La sua mano, però, preme i nostri membri uno contro l'altro, avvolgendoli insieme con il calore del su palmo. Un debole urlo mi squarcia i polmoni, mentre con le mani mi aggrappo disperatamente alle coperte, inarcandomi rigidamente tra i gemiti sofferenti di Otabek, che inizia a masturbarci insieme, con difficoltà ma costanza.
«Voglio che tu provi piacere e non dolore, l'ultima cosa che voglio è farti male, ancora.» mormora, avvicinando il viso al mio orecchio, baciandomi con dolcezza il collo e gli zigomi del viso. Chiudo gli occhi e mi lascio guidare da lui, che mi tiene vivo con il suo profumo, creato appositamente per me, una droga di cui ho il disperato bisogno.
È tutto surreale, erotico e pieno di passione; stiamo facendo l'amore a modo nostro, uniti dai nostri sessi stretti da Otabek, feriti dai baci e bollenti di respiri, ci stringiamo forte la mano quando l'orgasmo ci assale simultaneamente, bagnando i nostri corpi sudati e stanchi.
Otabek si sdraia accanto a me, tirando sul mio corpo il lenzuolo chiaro ormai disfatto, come se non volesse farmi cogliere dall'imbarazzo della nudità, e proteggermi dal freddo che adesso proprio non mi tocca.
Affondo nel suo petto sicuro e morbido, con in capelli color oro che gli solleticano il mento, sorridendo persuaso dalla felicità. Otabek allunga le braccia, che mi riscaldano il viso colorito e sereno, iniziando a pettinare minuziosamente le mie ciocche di capelli con le dita.
Sta cercando di creare una treccia dal lato della mia testa non poggiato sul suo braccio, terminando il lavoro con impazienza e goffaggine. Mi tiro su con le braccia, esponendo la mia pelle nuda libera dalle lenzuola, e poi mi guardo allo specchio, lo stesso in cui l'ultima volta mi sono lasciato abbattere da me stesso.
Scoppio a ridere di gusto, quando visualizzo l'ammasso di capelli biondi arruffati in una treccia approssimativa, in cui Otabek ci ha messo tutto il suo dolce impegno.
Mi abbandono ancora una volta a lui, che mi stringe tra le sue braccia, così che io possa percepire sul mio corpo ogni millimetro della sua pelle nuda. Mi sorreggo con le braccia su di lui, con il viso che sfiora il suo profilo sicuro, segnato da un nuovo tipo di sorriso che si manifesta in lui.
«Quindi, adesso cosa siamo?

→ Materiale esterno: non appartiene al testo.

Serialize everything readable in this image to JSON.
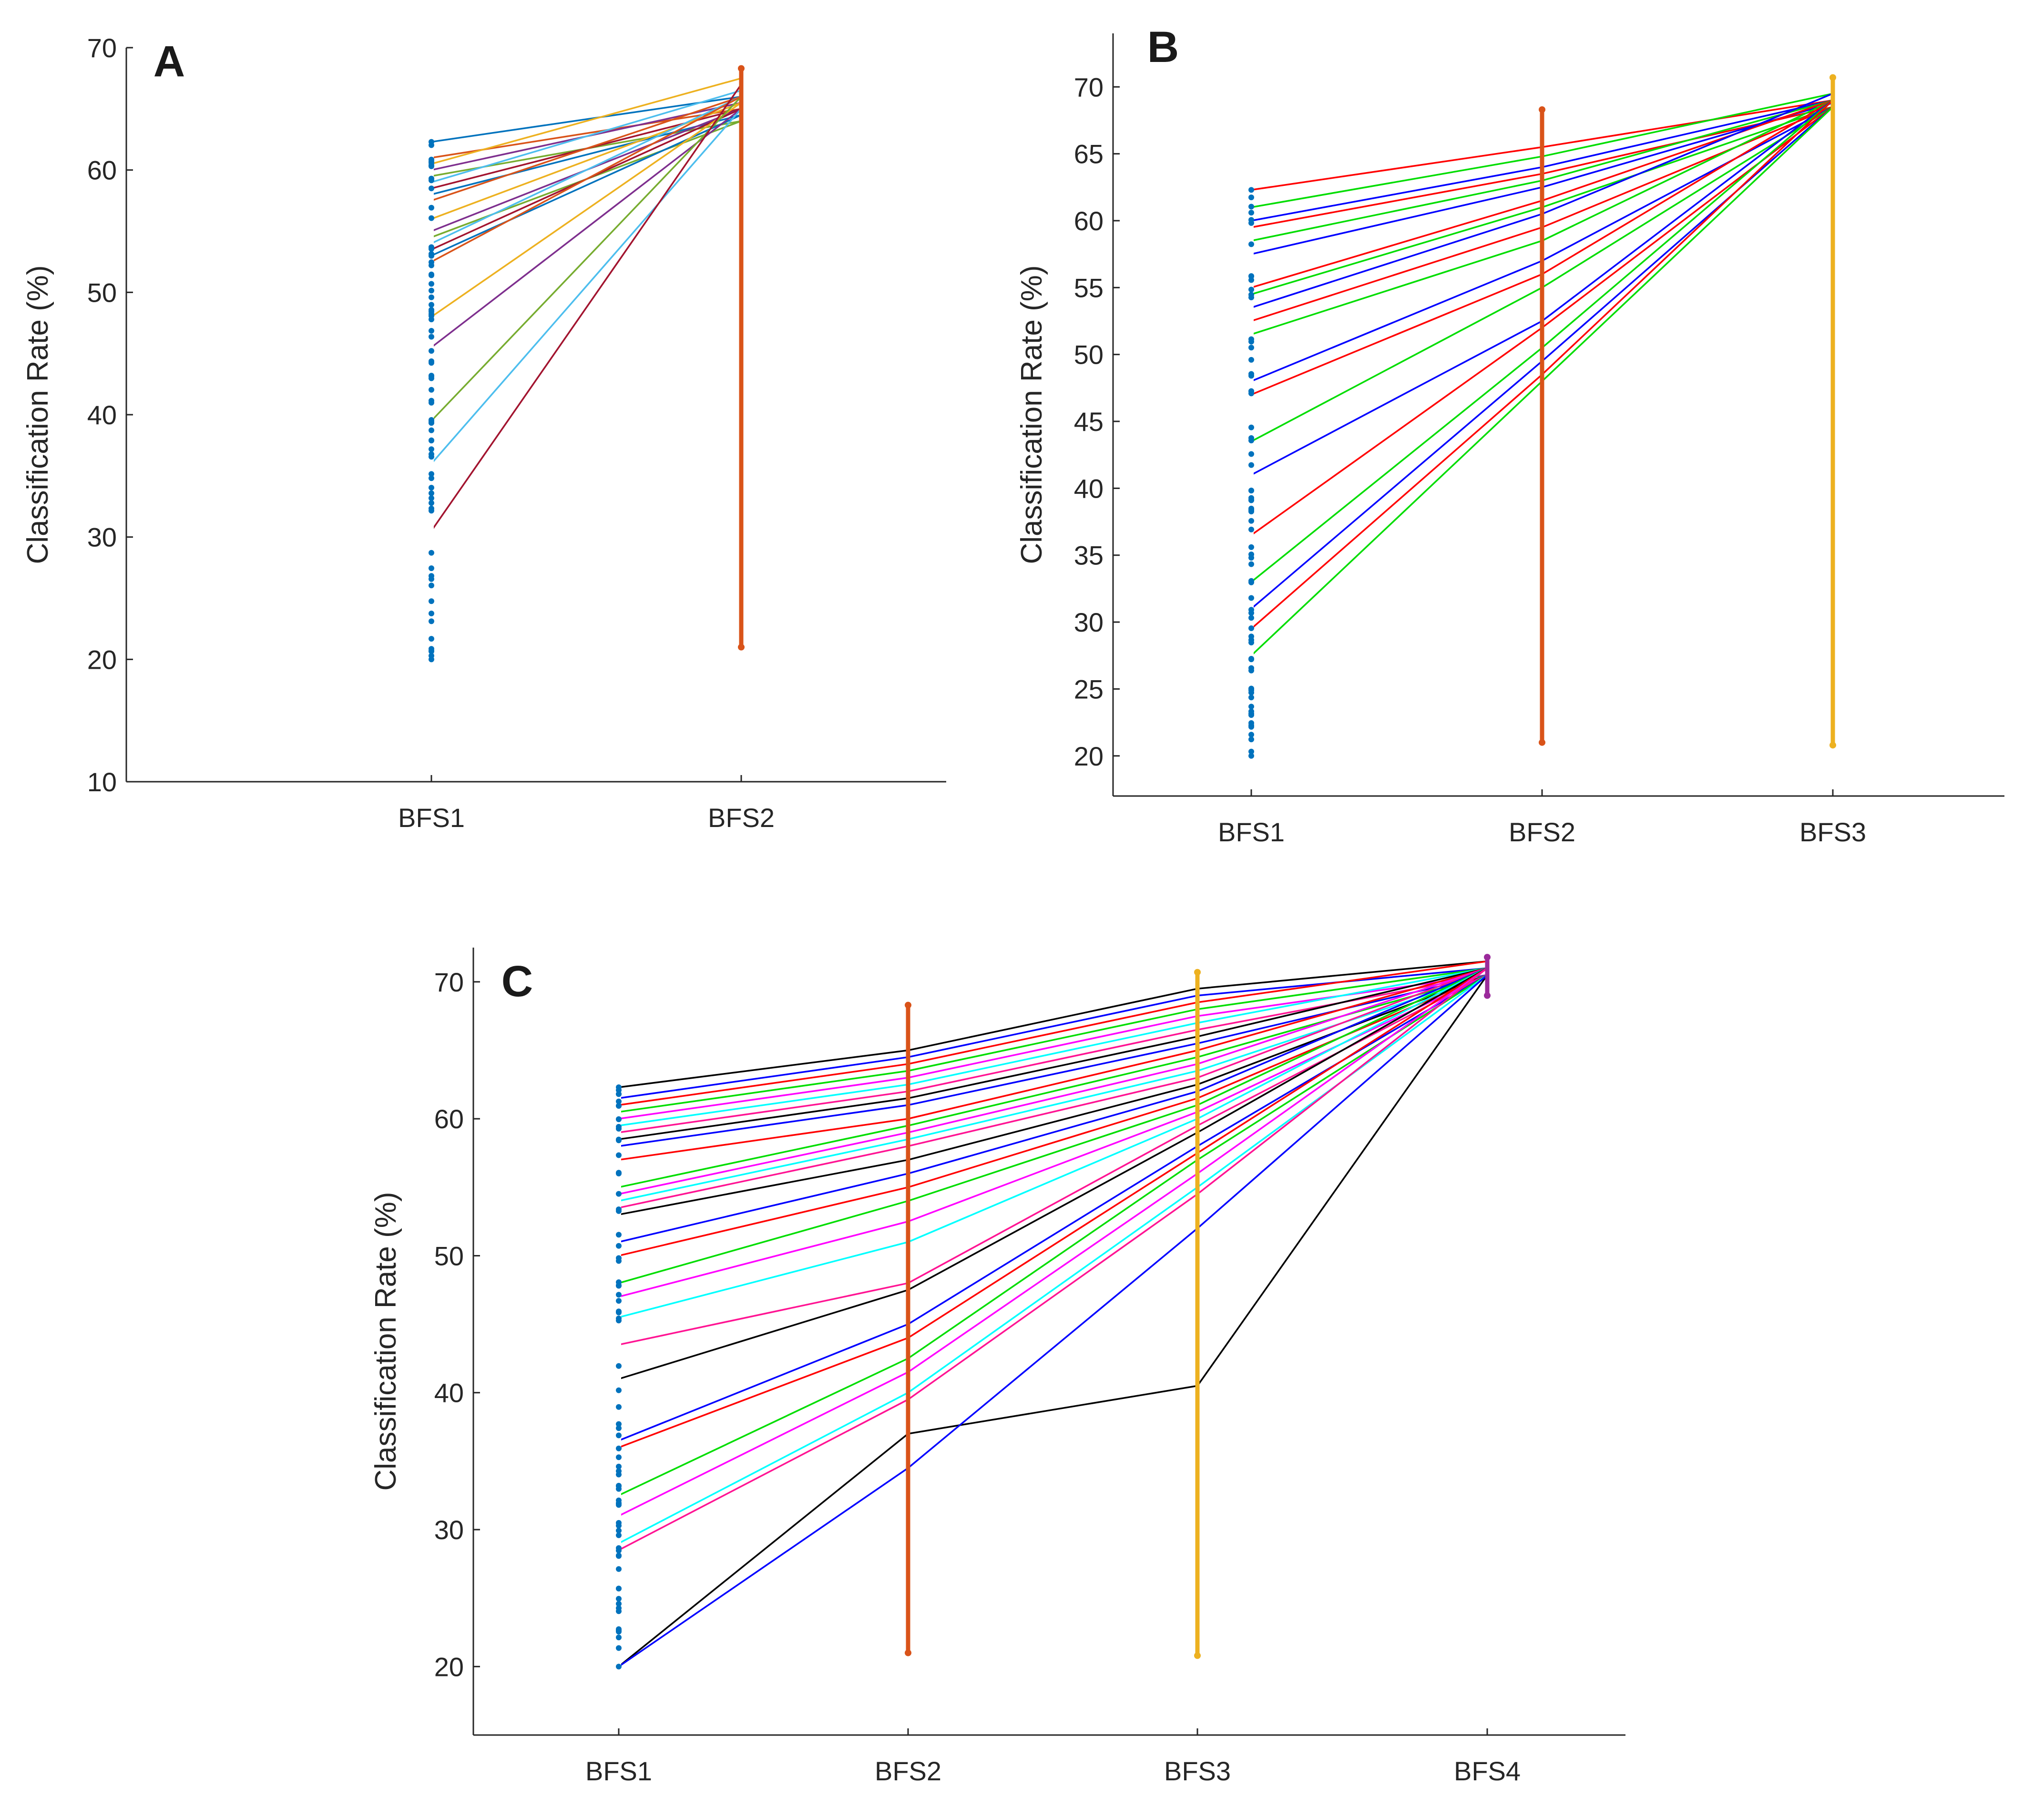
{
  "colors": {
    "bfs1": "#0072BD",
    "bfs2": "#D95319",
    "bfs3": "#EDB120",
    "bfs4": "#9B2A9B",
    "palette_A": [
      "#0072BD",
      "#D95319",
      "#EDB120",
      "#7E2F8E",
      "#77AC30",
      "#4DBEEE",
      "#A2142F"
    ],
    "palette_B": [
      "#FF0000",
      "#00DD00",
      "#0000FF"
    ],
    "palette_C": [
      "#000000",
      "#0000FF",
      "#FF0000",
      "#00DD00",
      "#FF00FF",
      "#00FFFF",
      "#FF1493"
    ]
  },
  "chart_data": [
    {
      "type": "line",
      "panel_label": "A",
      "ylabel": "Classification Rate (%)",
      "categories": [
        "BFS1",
        "BFS2"
      ],
      "ylim": [
        10,
        70
      ],
      "yticks": [
        10,
        20,
        30,
        40,
        50,
        60,
        70
      ],
      "yrange_at_categories": [
        [
          20,
          62.3
        ],
        [
          21,
          68.3
        ]
      ],
      "lines_from_to": [
        [
          62.3,
          66
        ],
        [
          61,
          65
        ],
        [
          60.5,
          67.5
        ],
        [
          60,
          65.5
        ],
        [
          59.5,
          64
        ],
        [
          59,
          66.5
        ],
        [
          58.5,
          65
        ],
        [
          58,
          64.5
        ],
        [
          57.5,
          66
        ],
        [
          56,
          65.5
        ],
        [
          55,
          65
        ],
        [
          54.5,
          64
        ],
        [
          54,
          66
        ],
        [
          53.5,
          65
        ],
        [
          53,
          64.5
        ],
        [
          52.5,
          66
        ],
        [
          48,
          65.5
        ],
        [
          45.5,
          65
        ],
        [
          39.5,
          66
        ],
        [
          36,
          65
        ],
        [
          30.5,
          67
        ]
      ]
    },
    {
      "type": "line",
      "panel_label": "B",
      "ylabel": "Classification Rate (%)",
      "categories": [
        "BFS1",
        "BFS2",
        "BFS3"
      ],
      "ylim": [
        17,
        74
      ],
      "yticks": [
        20,
        25,
        30,
        35,
        40,
        45,
        50,
        55,
        60,
        65,
        70
      ],
      "yrange_at_categories": [
        [
          20,
          62.3
        ],
        [
          21,
          68.3
        ],
        [
          20.8,
          70.7
        ]
      ],
      "lines_from_to": [
        [
          62.3,
          65.5,
          69
        ],
        [
          61,
          64.8,
          69.5
        ],
        [
          60,
          64,
          69
        ],
        [
          59.5,
          63.5,
          68.5
        ],
        [
          58.5,
          63,
          69
        ],
        [
          57.5,
          62.5,
          68.8
        ],
        [
          55,
          61.5,
          69
        ],
        [
          54.5,
          61,
          68.5
        ],
        [
          53.5,
          60.5,
          69.5
        ],
        [
          52.5,
          59.5,
          68.5
        ],
        [
          51.5,
          58.5,
          69
        ],
        [
          48,
          57,
          68.5
        ],
        [
          47,
          56,
          69
        ],
        [
          43.5,
          55,
          68.5
        ],
        [
          41,
          52.5,
          69
        ],
        [
          36.5,
          52,
          68.5
        ],
        [
          33,
          50.5,
          69
        ],
        [
          31,
          49.5,
          68.5
        ],
        [
          29.5,
          48.5,
          69
        ],
        [
          27.5,
          48,
          68.5
        ]
      ]
    },
    {
      "type": "line",
      "panel_label": "C",
      "ylabel": "Classification Rate (%)",
      "categories": [
        "BFS1",
        "BFS2",
        "BFS3",
        "BFS4"
      ],
      "ylim": [
        15,
        72.5
      ],
      "yticks": [
        20,
        30,
        40,
        50,
        60,
        70
      ],
      "yrange_at_categories": [
        [
          20,
          62.3
        ],
        [
          21,
          68.3
        ],
        [
          20.8,
          70.7
        ],
        [
          69,
          71.8
        ]
      ],
      "lines_from_to": [
        [
          62.3,
          65,
          69.5,
          71.5
        ],
        [
          61.5,
          64.5,
          69,
          71
        ],
        [
          61,
          64,
          68.5,
          71.5
        ],
        [
          60.5,
          63.5,
          68,
          71
        ],
        [
          60,
          63,
          67.5,
          70.5
        ],
        [
          59.5,
          62.5,
          67,
          71
        ],
        [
          59,
          62,
          66.5,
          70.5
        ],
        [
          58.5,
          61.5,
          66,
          71
        ],
        [
          58,
          61,
          65.5,
          70.5
        ],
        [
          57,
          60,
          65,
          71
        ],
        [
          55,
          59.5,
          64.5,
          70.5
        ],
        [
          54.5,
          59,
          64,
          71
        ],
        [
          54,
          58.5,
          63.5,
          70.5
        ],
        [
          53.5,
          58,
          63,
          71
        ],
        [
          53,
          57,
          62.5,
          70.5
        ],
        [
          51,
          56,
          62,
          71
        ],
        [
          50,
          55,
          61.5,
          70.5
        ],
        [
          48,
          54,
          61,
          71
        ],
        [
          47,
          52.5,
          60.5,
          70.5
        ],
        [
          45.5,
          51,
          60,
          71
        ],
        [
          43.5,
          48,
          59.5,
          70.5
        ],
        [
          41,
          47.5,
          59,
          71
        ],
        [
          36.5,
          45,
          58,
          70.5
        ],
        [
          36,
          44,
          57.5,
          71
        ],
        [
          32.5,
          42.5,
          57,
          70.5
        ],
        [
          31,
          41.5,
          56,
          71
        ],
        [
          29,
          40,
          55,
          70.5
        ],
        [
          28.5,
          39.5,
          54.5,
          71
        ],
        [
          20,
          37,
          40.5,
          70.5
        ],
        [
          20,
          34.5,
          52,
          70.5
        ]
      ]
    }
  ]
}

Non voglio diventare con Yūri e Victor, mi disgustano orribilmente...»
Otabek ride, rispondendomi con una carezza in viso; «Sei davvero terrorizzato da quei due! Tra di noi sarà diverso, non ti preoccupare. Saprò prendermi cura di te in qualunque modo.»
«Quindi...ci amiamo?» gli domando, imbarazzato e timoroso.

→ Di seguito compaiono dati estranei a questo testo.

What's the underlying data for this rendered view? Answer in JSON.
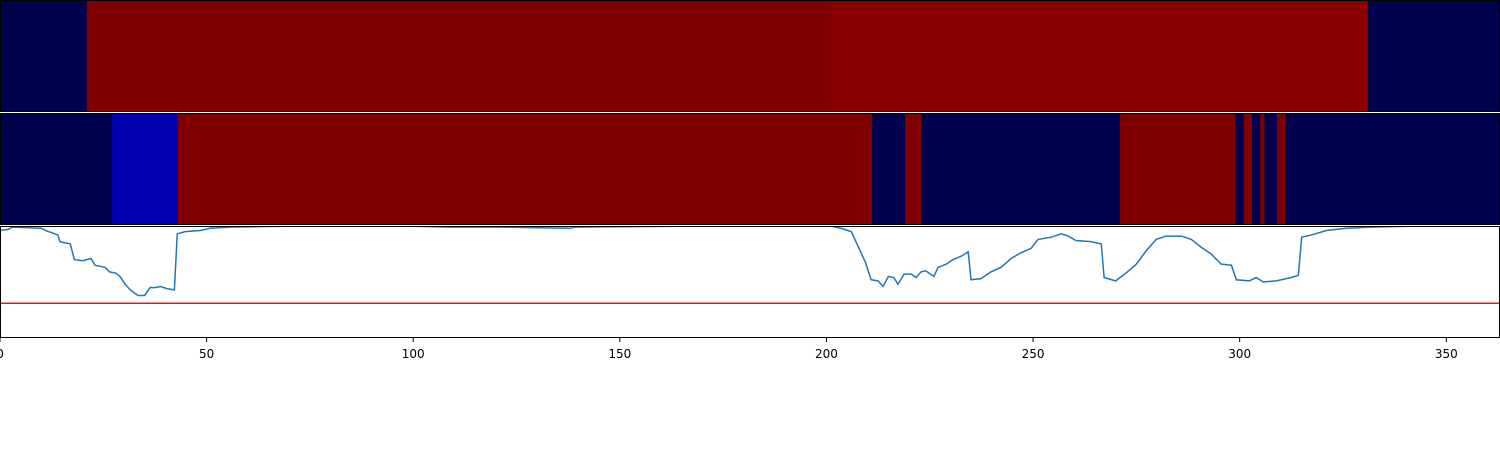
{
  "chart_data": [
    {
      "type": "strip",
      "xlim": [
        0,
        363
      ],
      "bins": [
        0,
        21,
        201,
        331,
        363
      ],
      "colors": [
        "#00004c",
        "#7f0000",
        "#8a0000",
        "#00004c"
      ]
    },
    {
      "type": "strip",
      "xlim": [
        0,
        363
      ],
      "bins": [
        0,
        27,
        43,
        211,
        219,
        223,
        271,
        299,
        301,
        303,
        305,
        306,
        309,
        311,
        363
      ],
      "colors": [
        "#00004c",
        "#0000b0",
        "#7f0000",
        "#00004c",
        "#7f0000",
        "#00004c",
        "#7f0000",
        "#00004c",
        "#7f0000",
        "#00004c",
        "#7f0000",
        "#00004c",
        "#7f0000",
        "#00004c"
      ]
    },
    {
      "type": "line",
      "xlim": [
        0,
        363
      ],
      "ylim": [
        0,
        1
      ],
      "xticks": [
        0,
        50,
        100,
        150,
        200,
        250,
        300,
        350
      ],
      "x": [
        0,
        2,
        3,
        10,
        11,
        14,
        14.5,
        17,
        18,
        20,
        22,
        23,
        25.5,
        26.5,
        28,
        29,
        30.3,
        31.5,
        33.4,
        35,
        36.3,
        37.5,
        38.8,
        40.5,
        42.2,
        42.9,
        44.8,
        48.5,
        50.9,
        55.7,
        72.7,
        97,
        109,
        121,
        138,
        139,
        170,
        201,
        203.5,
        206,
        207.4,
        209.5,
        210.8,
        212.5,
        213.7,
        215,
        216.3,
        217.3,
        218.8,
        220.5,
        221.7,
        222.9,
        224,
        226,
        227,
        229,
        230.6,
        232.6,
        234.3,
        235,
        237.4,
        239.8,
        242.2,
        244.7,
        247,
        249.5,
        251.2,
        254.4,
        256.8,
        258.5,
        260.4,
        264,
        266.5,
        267.2,
        270,
        272.5,
        275,
        277.4,
        279.8,
        282.2,
        285.9,
        288.3,
        290.7,
        293.1,
        295.5,
        298,
        299.2,
        302.3,
        304,
        305.7,
        308.9,
        312.5,
        314.2,
        315,
        317.4,
        321,
        325.8,
        331.9,
        344,
        363
      ],
      "series": [
        {
          "color": "#1f77b4",
          "values": [
            0.96,
            0.97,
            0.99,
            0.98,
            0.96,
            0.92,
            0.86,
            0.84,
            0.7,
            0.69,
            0.71,
            0.65,
            0.63,
            0.59,
            0.58,
            0.55,
            0.48,
            0.43,
            0.38,
            0.38,
            0.45,
            0.45,
            0.46,
            0.44,
            0.43,
            0.93,
            0.95,
            0.96,
            0.98,
            0.99,
            1.0,
            1.0,
            0.99,
            0.99,
            0.98,
            0.99,
            1.0,
            1.0,
            0.98,
            0.95,
            0.84,
            0.67,
            0.52,
            0.51,
            0.46,
            0.55,
            0.54,
            0.48,
            0.57,
            0.57,
            0.54,
            0.59,
            0.6,
            0.55,
            0.63,
            0.66,
            0.7,
            0.73,
            0.77,
            0.52,
            0.53,
            0.59,
            0.63,
            0.71,
            0.76,
            0.8,
            0.88,
            0.9,
            0.93,
            0.91,
            0.87,
            0.86,
            0.84,
            0.54,
            0.51,
            0.58,
            0.66,
            0.78,
            0.88,
            0.91,
            0.91,
            0.88,
            0.81,
            0.75,
            0.66,
            0.65,
            0.52,
            0.51,
            0.54,
            0.5,
            0.51,
            0.54,
            0.56,
            0.9,
            0.92,
            0.96,
            0.98,
            0.99,
            1.0,
            1.0
          ]
        }
      ],
      "hlines": [
        {
          "value": 0.31,
          "color": "#e8141a"
        }
      ]
    }
  ]
}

«Non so te, ma io ti amo davvero, davvero tanto.»
«Davvero?» gli domando bisognoso.
«Davvero.»
«Anche io ti amo...però non me lo sentirai dire spesso, tutto questo romanticismo mi da la nausea.»
Otabek ride, accarezzandomi le costole per spingermi più vicino al suo viso, annuendo; «Hai ragione, nemmeno io sono abituato a tutte queste smancerie.»

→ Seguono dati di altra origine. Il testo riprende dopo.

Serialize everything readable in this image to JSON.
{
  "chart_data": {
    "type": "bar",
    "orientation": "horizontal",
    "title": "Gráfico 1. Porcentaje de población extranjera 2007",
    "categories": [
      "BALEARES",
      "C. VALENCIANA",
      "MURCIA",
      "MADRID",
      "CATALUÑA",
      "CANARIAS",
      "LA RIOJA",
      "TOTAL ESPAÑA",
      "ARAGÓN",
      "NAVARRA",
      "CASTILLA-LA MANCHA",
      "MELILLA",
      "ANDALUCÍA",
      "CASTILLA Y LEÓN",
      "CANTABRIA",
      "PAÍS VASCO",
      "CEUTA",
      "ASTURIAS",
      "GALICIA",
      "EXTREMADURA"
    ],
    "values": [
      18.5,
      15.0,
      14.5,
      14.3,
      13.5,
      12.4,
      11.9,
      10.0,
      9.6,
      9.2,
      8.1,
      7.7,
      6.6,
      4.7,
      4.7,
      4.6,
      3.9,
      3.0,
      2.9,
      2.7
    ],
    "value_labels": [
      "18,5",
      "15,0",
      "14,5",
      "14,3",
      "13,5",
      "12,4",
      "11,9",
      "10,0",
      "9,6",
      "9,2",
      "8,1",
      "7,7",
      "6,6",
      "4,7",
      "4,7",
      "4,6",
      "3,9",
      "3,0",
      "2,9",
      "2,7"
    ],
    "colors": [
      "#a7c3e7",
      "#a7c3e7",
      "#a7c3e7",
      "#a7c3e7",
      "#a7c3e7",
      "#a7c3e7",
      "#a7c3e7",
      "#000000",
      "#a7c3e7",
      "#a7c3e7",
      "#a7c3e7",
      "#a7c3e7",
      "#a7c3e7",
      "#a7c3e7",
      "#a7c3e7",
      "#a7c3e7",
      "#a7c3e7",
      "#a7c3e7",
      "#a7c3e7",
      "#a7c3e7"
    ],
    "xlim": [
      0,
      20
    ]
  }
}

La porta della mia stanza si spalanca improvvisamente, paralizzandomi su di Otabek quando il maiale giapponese e il russo paraplegico in carrozzella urlando all'unisono un qualcosa come «YURIO SIAMO A CASA!» senza preavviso.
Un susseguirsi di urli è l'unica cosa che si distingue tra la mia ira, lo sconcerto attonito di Yūri, il silenzio imbarazzato di Otabek e la lunga serie di fotografie di Victor che pubblica in rete lo scatto che rappresenta me e Beka a letto, mentre cerco di rendere più storpio lo sfortunato malato.